Ein kleiner, gepflegter Empfang bei der Abteilung für Menschen um des reinen Kaffeetrinkens Sinn, abgekürzt Abt. Murks. Sektkelche klingen, in der Ecke steht, noch in transparente Polyethylenfolie eingeschweißt, eine große Trommel 93-ohmigen Koaxialkabels. Vorsorglich angeschafft, wurde das Kabel nie gebraucht, aber wer im Hotel wird schon den paar Kröten nachweinen wollen? Einziges Problem ist, daß die fachgerechte Entsorgung der Abteilung für Aufschub und Aushub obliegt. Nach mittlerweile acht Monaten Stillstand in der Sache besteht aber Hoffnung.
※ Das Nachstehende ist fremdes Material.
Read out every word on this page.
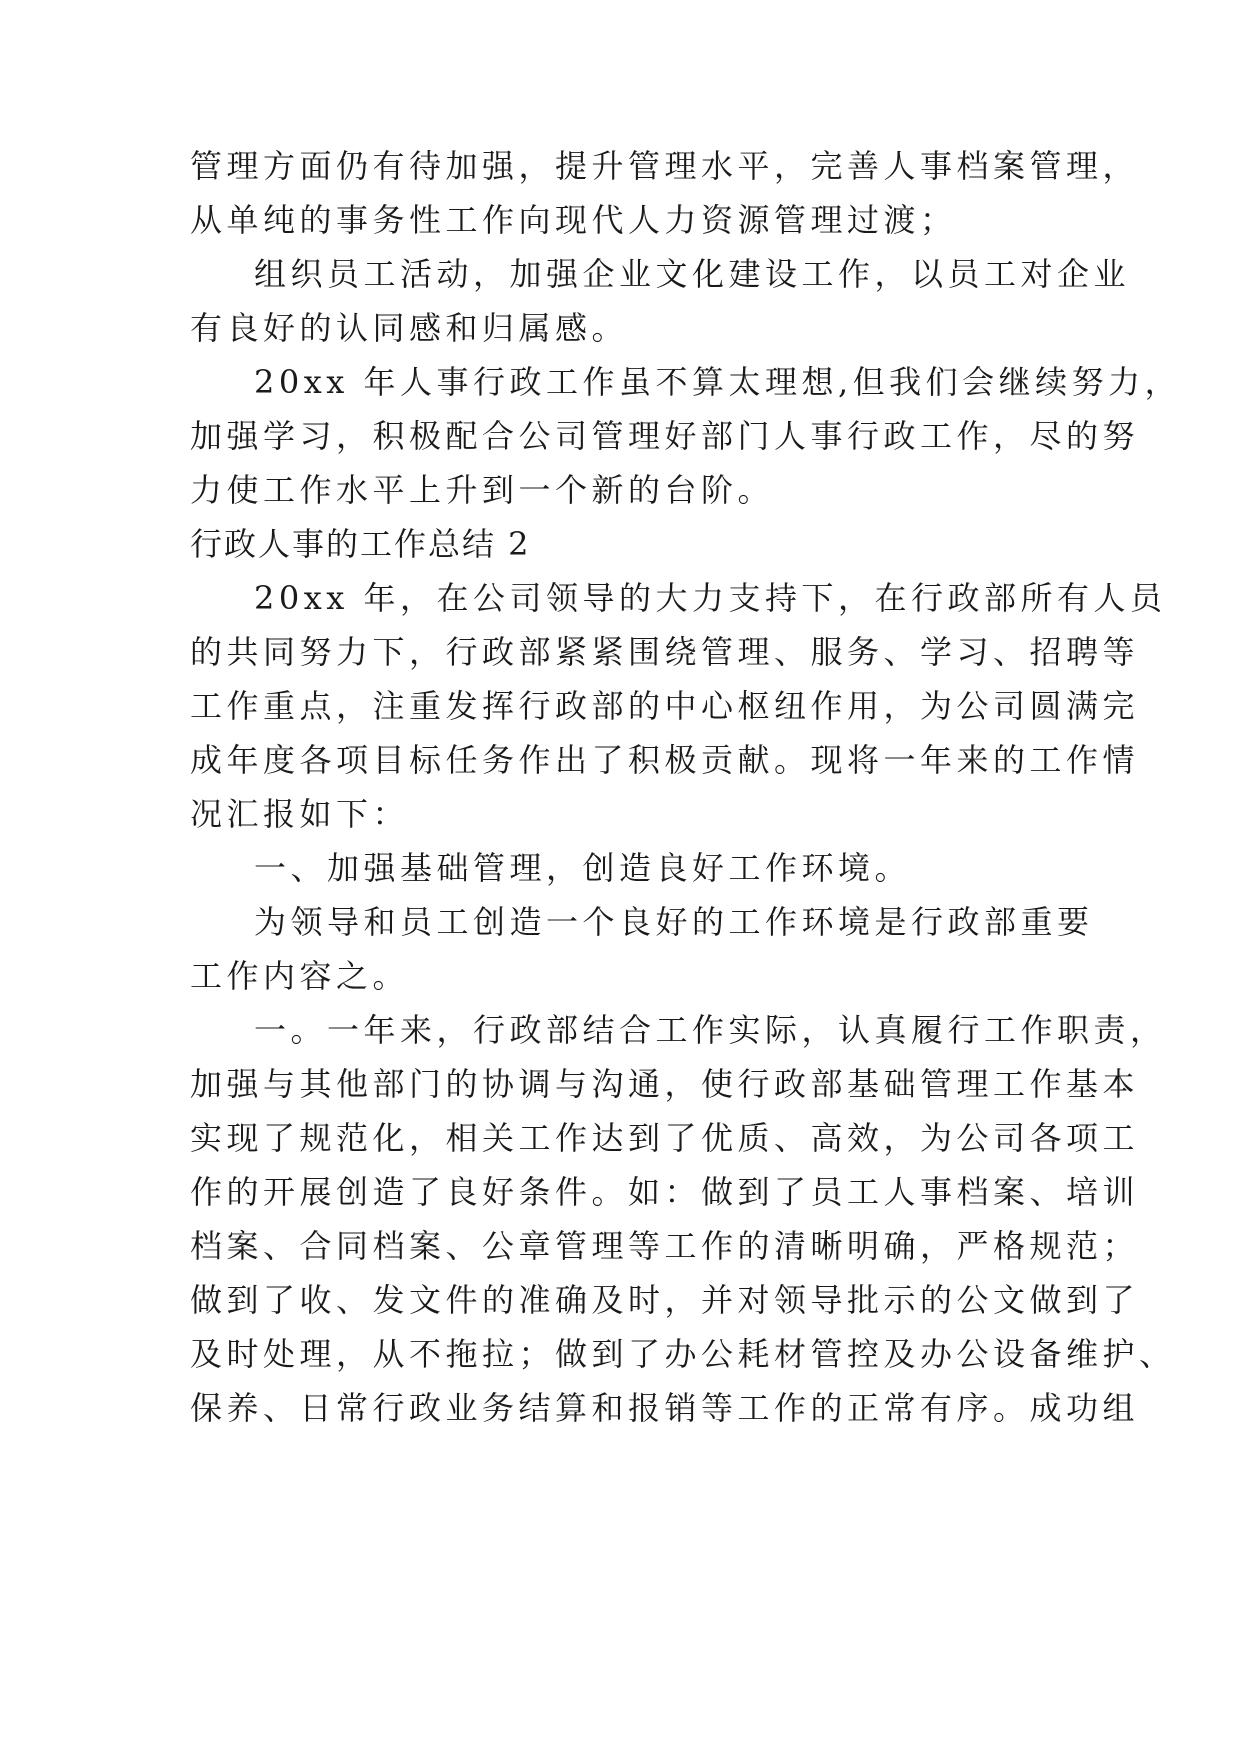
管理方面仍有待加强，提升管理水平，完善人事档案管理，
从单纯的事务性工作向现代人力资源管理过渡；
组织员工活动，加强企业文化建设工作，以员工对企业
有良好的认同感和归属感。
20xx 年人事行政工作虽不算太理想,但我们会继续努力，
加强学习，积极配合公司管理好部门人事行政工作，尽的努
力使工作水平上升到一个新的台阶。
行政人事的工作总结 2
20xx 年，在公司领导的大力支持下，在行政部所有人员
的共同努力下，行政部紧紧围绕管理、服务、学习、招聘等
工作重点，注重发挥行政部的中心枢纽作用，为公司圆满完
成年度各项目标任务作出了积极贡献。现将一年来的工作情
况汇报如下：
一、加强基础管理，创造良好工作环境。
为领导和员工创造一个良好的工作环境是行政部重要
工作内容之。
一。一年来，行政部结合工作实际，认真履行工作职责，
加强与其他部门的协调与沟通，使行政部基础管理工作基本
实现了规范化，相关工作达到了优质、高效，为公司各项工
作的开展创造了良好条件。如：做到了员工人事档案、培训
档案、合同档案、公章管理等工作的清晰明确，严格规范；
做到了收、发文件的准确及时，并对领导批示的公文做到了
及时处理，从不拖拉；做到了办公耗材管控及办公设备维护、
保养、日常行政业务结算和报销等工作的正常有序。成功组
Rikka Höllenhund giftet wie immer. Diesmal schimpft sie auf Peterle, der den neuen fünffach parallelen Kernspintomographen Spielzeug-V an die Konkurrenz von der Abteilung WIRR gegeben hat. Nicht, daß die Abt. Murks mit Kernspintomographen fachgerecht umgehen könnte, aber hier geht es ums Prinzip. Abteilungsleiter Sandmann hält derweil eine Rede. Er schließt sie mit seinem persönlichen ceterum censeo "Ooken, Ooken, Bim und Bim, das wollen wir".
Da tönt es "Brumm, Brumm" vor der Tür, sie öffnet sich, und herein tritt Brummerer, verbindlich wie immer. In voller Illusion seiner Wichtigkeit postiert er sich neben dem Abteilungsleiter -- das ist politischer Instinkt. Begeistert tönt er heraus: "Ich bins geworden! Jetzt bin ich der Klempner-der-überhaupt-nicht-mehr-da-ist".
Diese Nachricht hat sonst allenthalben im Hotel für große Freude gesorgt -- allein, in der Abt. Murks ist es Tradition, auf keinen Fall Interesse zu zeigen, und schon gar nicht an irgendwas, das offenbar nichts mir der Abteilung zu tun hat.
Doch nein: Matthäus Moninger blickt auf und läßt sein Handy zuschnappen -- Optocom muß jetzt warten. Etwas verloren blickt er um sich und lokalisiert seine abgewetzte braune Ledertasche auf der Kabeltrommel. Das Handy verschwindet in der Tasche. Befreit, jedoch offensichtlich verstört fragt Moninger: "Warum nur rasiere ich mich?"
"Früher war halt doch alles besser" antwortet J.L. (Name wg. Jugendfreiheit von der Redaktion gekürzt), die Dinge auf den Punkt bringend, "und die besten Zeiten sind seit Neujahr vorbei."
Was bedeutet diese Antwort? Spielt sie auf das Kurhotel-Fuchsschwanz-Massaker an? Wird Brummerer als Hackfleisch enden? Oder ist seine Karriere unabwendbar?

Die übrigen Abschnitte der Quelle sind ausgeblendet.